Public Health Challenge
Food accessibility and affordability can influence what consumers eat. Compared to most other states, Pennsylvania has a large proportion of residents living in areas with low access to supermarkets, most in low-income areas, according to the 2011 Reinvestment Fund report. Residents may lack transportation to shop at stores with healthy foods and rely on corner stores with less healthy options. Children can visit corner stores walking to and from school. One study showed children bought on average 360 calories in chips, candy, and sugary drinks on each visit. Poor nutrition is a risk factor for chronic diseases such as obesity and type 2 diabetes. In fact, 14% of Pennsylvania adolescents had obesity in 2017, according to the Youth Risk Behavior Survey.
Through the Healthy Corner Store Initiative, The Food Trust trained community partners to help stores improve access to healthy foods and beverages.

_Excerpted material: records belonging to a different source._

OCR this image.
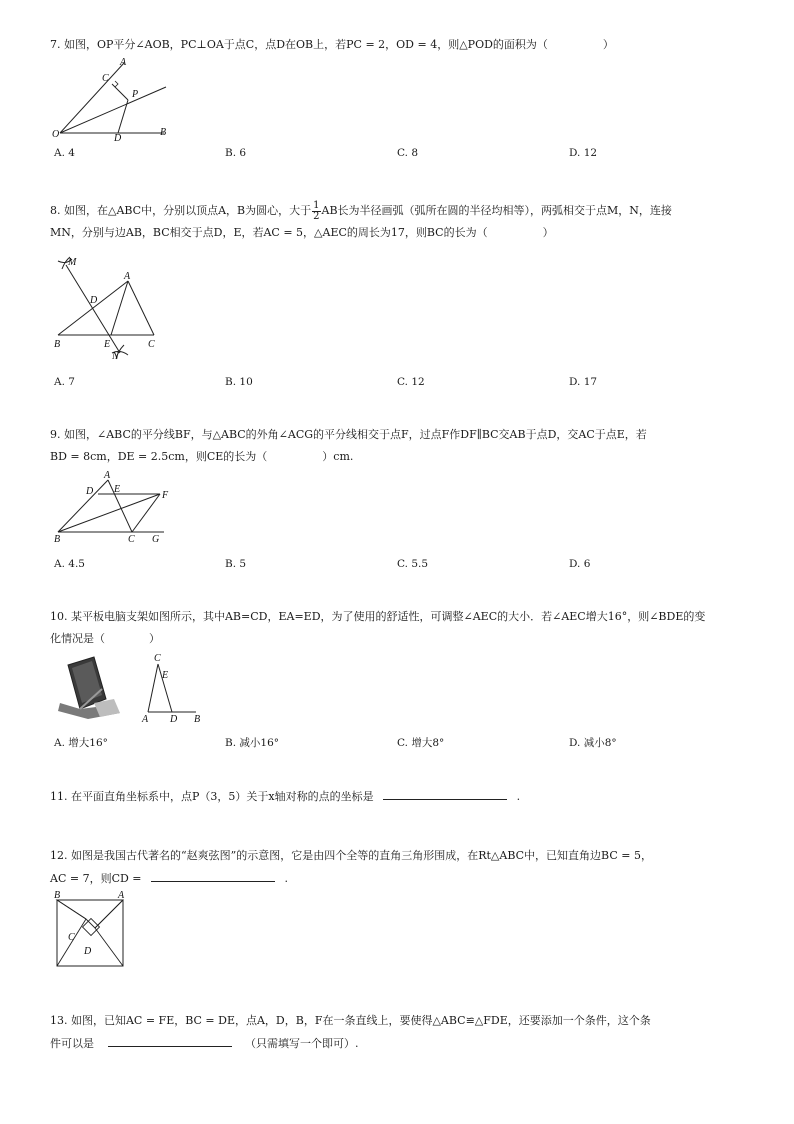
7. 如图，OP平分∠AOB，PC⊥OA于点C，点D在OB上，若PC = 2，OD = 4，则△POD的面积为（　　　　　）
O
A
B
C
D
P
A. 4	B. 6	C. 8	D. 12
8. 如图，在△ABC中，分别以顶点A，B为圆心，大于 $\frac{1}{2}$ AB长为半径画弧（弧所在圆的半径均相等），两弧相交于点M，N，连接
MN，分别与边AB，BC相交于点D，E，若AC = 5，△AEC的周长为17，则BC的长为（　　　　　）
M
A
D
B	E	C
N
A. 7	B. 10	C. 12	D. 17
9. 如图，∠ABC的平分线BF，与△ABC的外角∠ACG的平分线相交于点F，过点F作DF∥BC交AB于点D，交AC于点E，若
BD = 8cm，DE = 2.5cm，则CE的长为（　　　　　）cm.
A
D E
F
B	C G
A. 4.5	B. 5	C. 5.5	D. 6
10. 某平板电脑支架如图所示，其中AB=CD，EA=ED，为了使用的舒适性，可调整∠AEC的大小．若∠AEC增大16°，则∠BDE的变
化情况是（　　　　）
C
E
A D B
A. 增大16°	B. 减小16°	C. 增大8°	D. 减小8°
11. 在平面直角坐标系中，点P（3，5）关于x轴对称的点的坐标是	.
12. 如图是我国古代著名的“赵爽弦图”的示意图，它是由四个全等的直角三角形围成，在Rt△ABC中，已知直角边BC = 5，
AC = 7，则CD =	.
B	A
C
D
13. 如图，已知AC = FE，BC = DE，点A，D，B，F在一条直线上，要使得△ABC≌△FDE，还要添加一个条件，这个条
件可以是	（只需填写一个即可）.
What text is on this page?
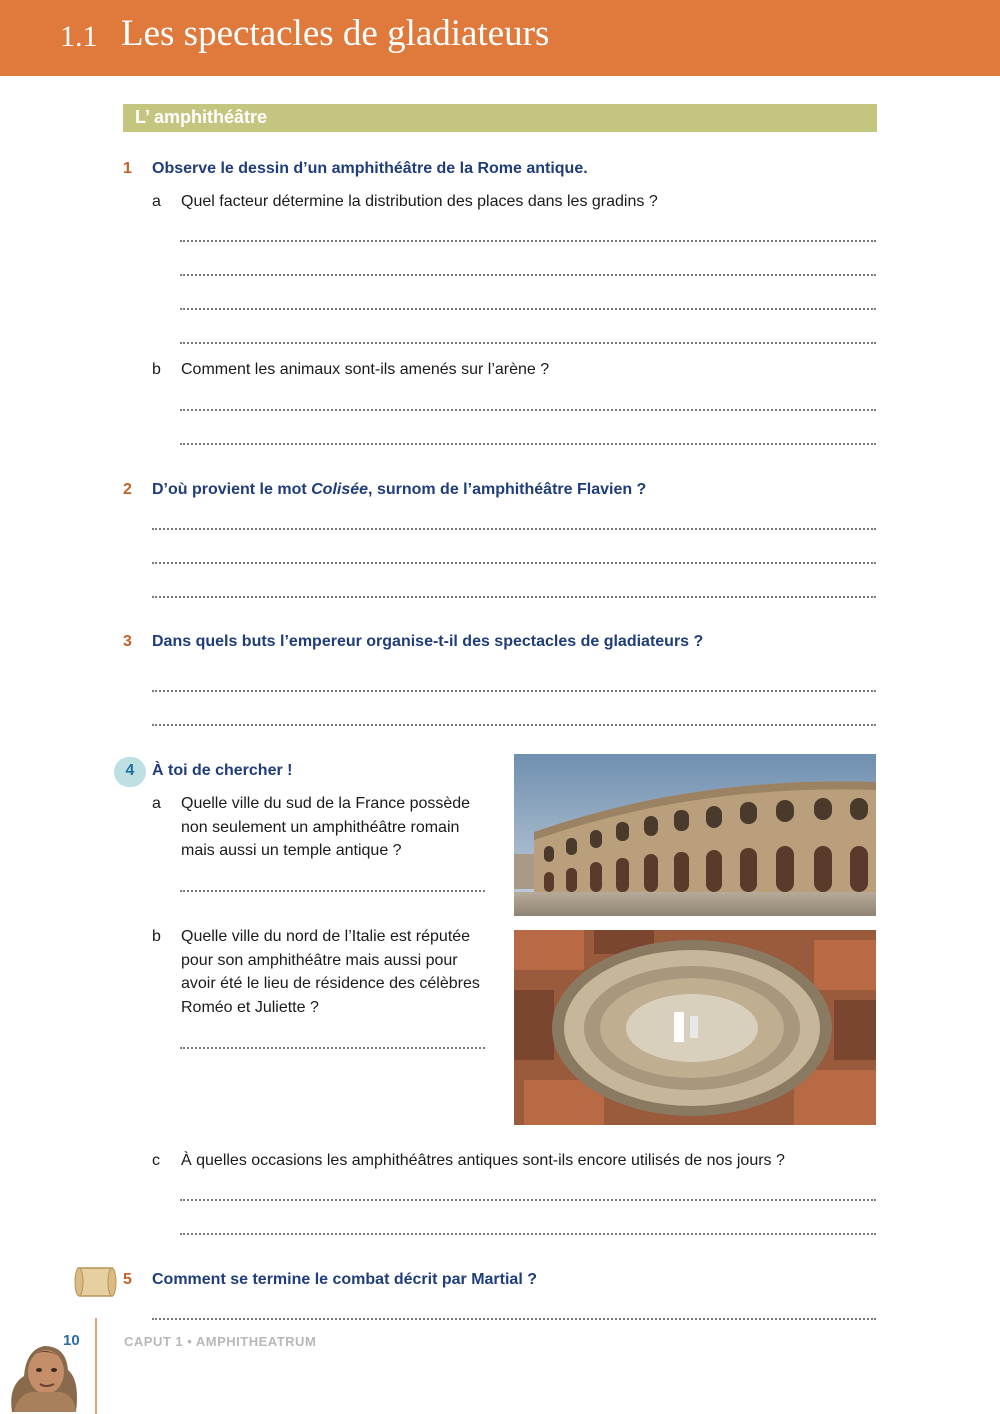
1.1 Les spectacles de gladiateurs
L’ amphithéâtre
1 Observe le dessin d’un amphithéâtre de la Rome antique.
a Quel facteur détermine la distribution des places dans les gradins ?
b Comment les animaux sont-ils amenés sur l’arène ?
2 D’où provient le mot Colisée, surnom de l’amphithéâtre Flavien ?
3 Dans quels buts l’empereur organise-t-il des spectacles de gladiateurs ?
4	À toi de chercher !
a Quelle ville du sud de la France possède
non seulement un amphithéâtre romain
mais aussi un temple antique ?
b Quelle ville du nord de l’Italie est réputée
pour son amphithéâtre mais aussi pour
avoir été le lieu de résidence des célèbres
Roméo et Juliette ?
c À quelles occasions les amphithéâtres antiques sont-ils encore utilisés de nos jours ?
5 Comment se termine le combat décrit par Martial ?
10	CAPUT 1 • AMPHITHEATRUM
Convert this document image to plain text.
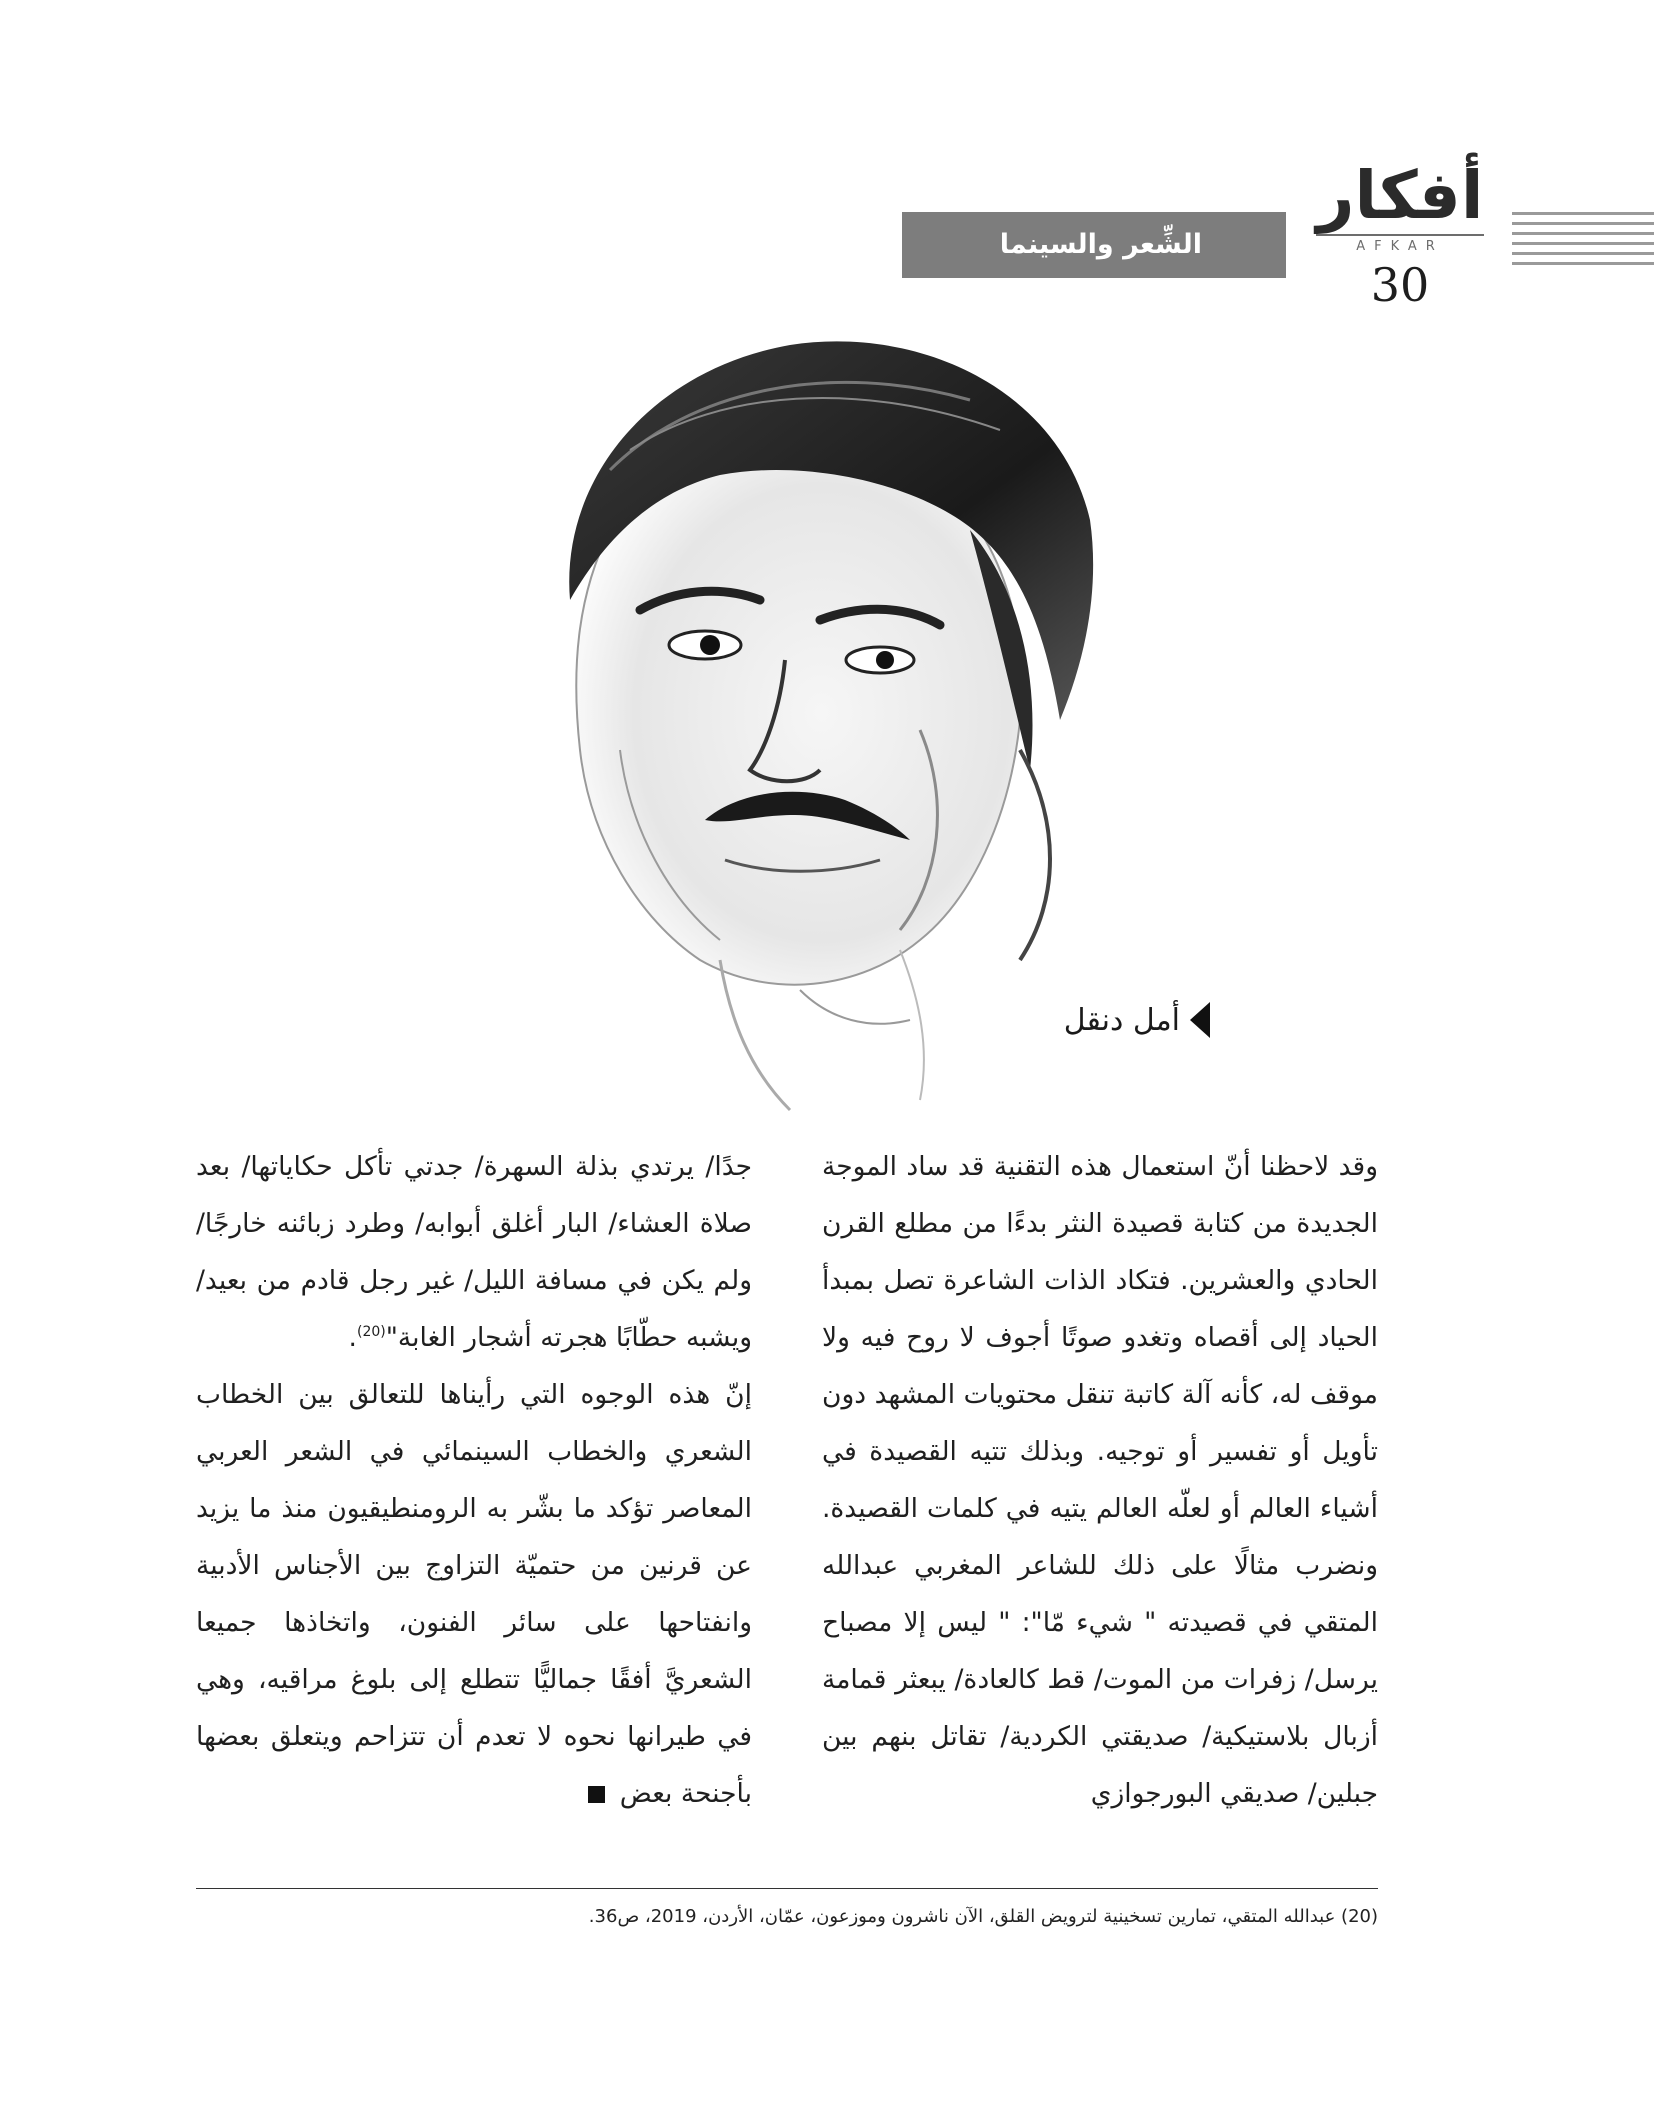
أفكار
AFKAR
30
الشِّعر والسينما
أمل دنقل

وقد لاحظنا أنّ استعمال هذه التقنية قد ساد الموجة الجديدة من كتابة قصيدة النثر بدءًا من مطلع القرن الحادي والعشرين. فتكاد الذات الشاعرة تصل بمبدأ الحياد إلى أقصاه وتغدو صوتًا أجوف لا روح فيه ولا موقف له، كأنه آلة كاتبة تنقل محتويات المشهد دون تأويل أو تفسير أو توجيه. وبذلك تتيه القصيدة في أشياء العالم أو لعلّه العالم يتيه في كلمات القصيدة. ونضرب مثالًا على ذلك للشاعر المغربي عبدالله المتقي في قصيدته " شيء مّا": " ليس إلا مصباح يرسل/ زفرات من الموت/ قط كالعادة/ يبعثر قمامة أزبال بلاستيكية/ صديقتي الكردية/ تقاتل بنهم بين جبلين/ صديقي البورجوازي

جدًا/ يرتدي بذلة السهرة/ جدتي تأكل حكاياتها/ بعد صلاة العشاء/ البار أغلق أبوابه/ وطرد زبائنه خارجًا/ ولم يكن في مسافة الليل/ غير رجل قادم من بعيد/ ويشبه حطّابًا هجرته أشجار الغابة"$^{(20)}$.

إنّ هذه الوجوه التي رأيناها للتعالق بين الخطاب الشعري والخطاب السينمائي في الشعر العربي المعاصر تؤكد ما بشّر به الرومنطيقيون منذ ما يزيد عن قرنين من حتميّة التزاوج بين الأجناس الأدبية وانفتاحها على سائر الفنون، واتخاذها جميعا الشعريَّ أفقًا جماليًّا تتطلع إلى بلوغ مراقيه، وهي في طيرانها نحوه لا تعدم أن تتزاحم ويتعلق بعضها بأجنحة بعض

(20) عبدالله المتقي، تمارين تسخينية لترويض القلق، الآن ناشرون وموزعون، عمّان، الأردن، 2019، ص36.
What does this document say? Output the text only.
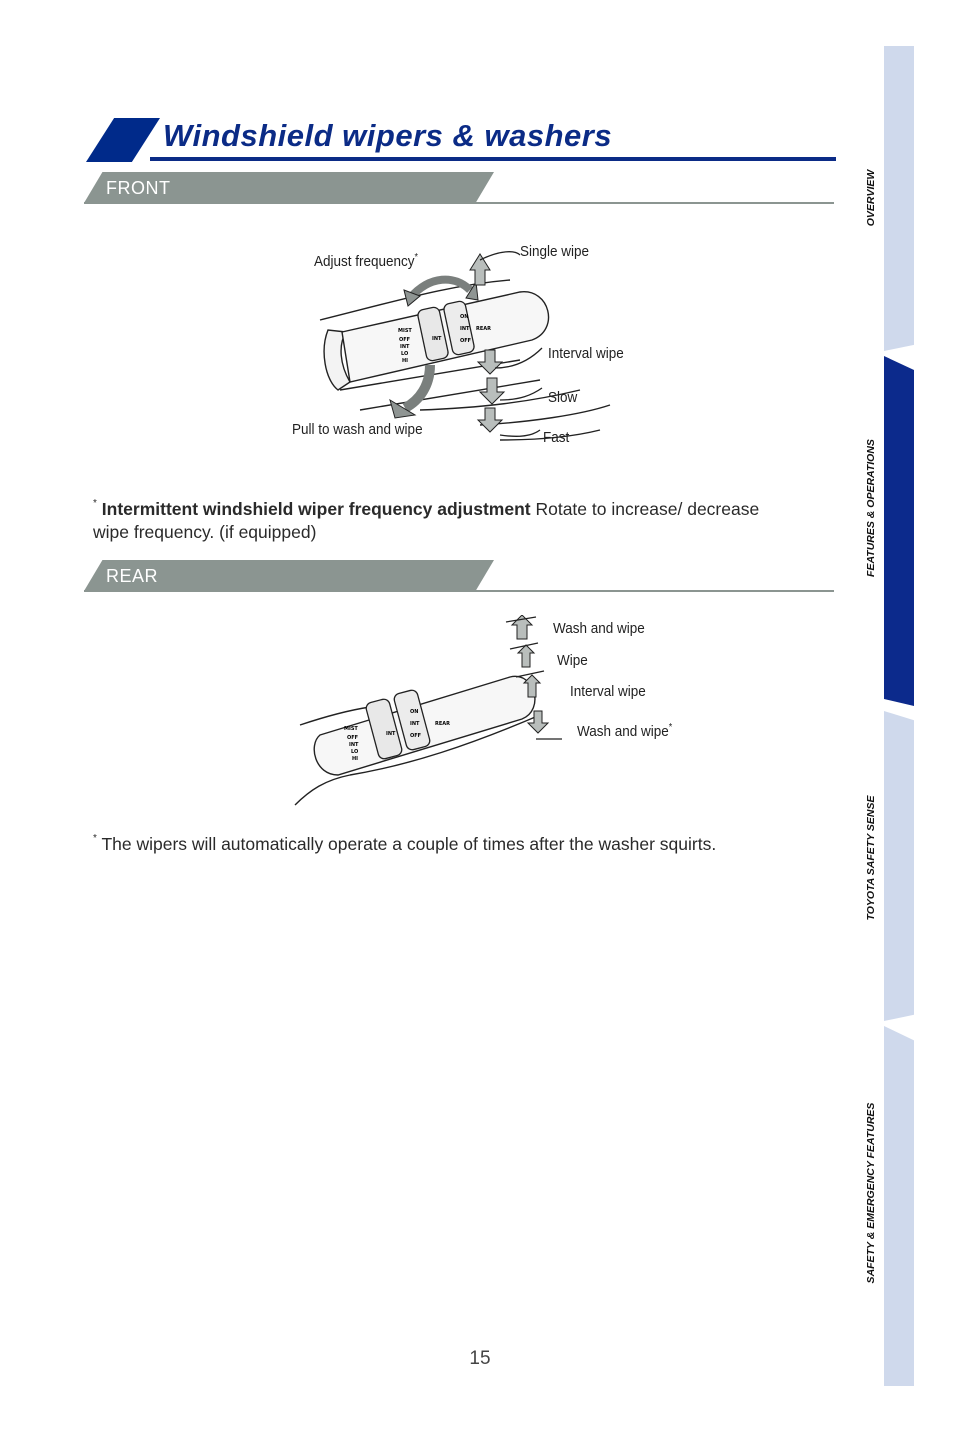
Windshield wipers & washers
FRONT
MIST
OFF
INT
LO
HI
INT
ON
INT
OFF
REAR
Adjust frequency*	Single wipe
Interval wipe
Slow
Fast
Pull to wash and wipe
* Intermittent windshield wiper frequency adjustment Rotate to increase/ decrease wipe frequency. (if equipped)
REAR
MIST
OFF
INT
LO
HI
INT
ON
INT
OFF
REAR
Wash and wipe
Wipe
Interval wipe
Wash and wipe*
* The wipers will automatically operate a couple of times after the washer squirts.
OVERVIEW
FEATURES & OPERATIONS
TOYOTA SAFETY SENSE
SAFETY & EMERGENCY FEATURES
15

Stores authorized for the Women, Infants, and Children Program (WIC) or Supplemental Nutrition Assistance Program (SNAP), as well as stores that are licensed tobacco retailers, receive priority for participation. Participating store owners learned how to stock more healthy items and how to buy, handle, and store fresh produce. They received small monetary incentives for increasing their inventory of healthy items. Store owners received display materials to identify the store as a participant and to guide customers to healthier options.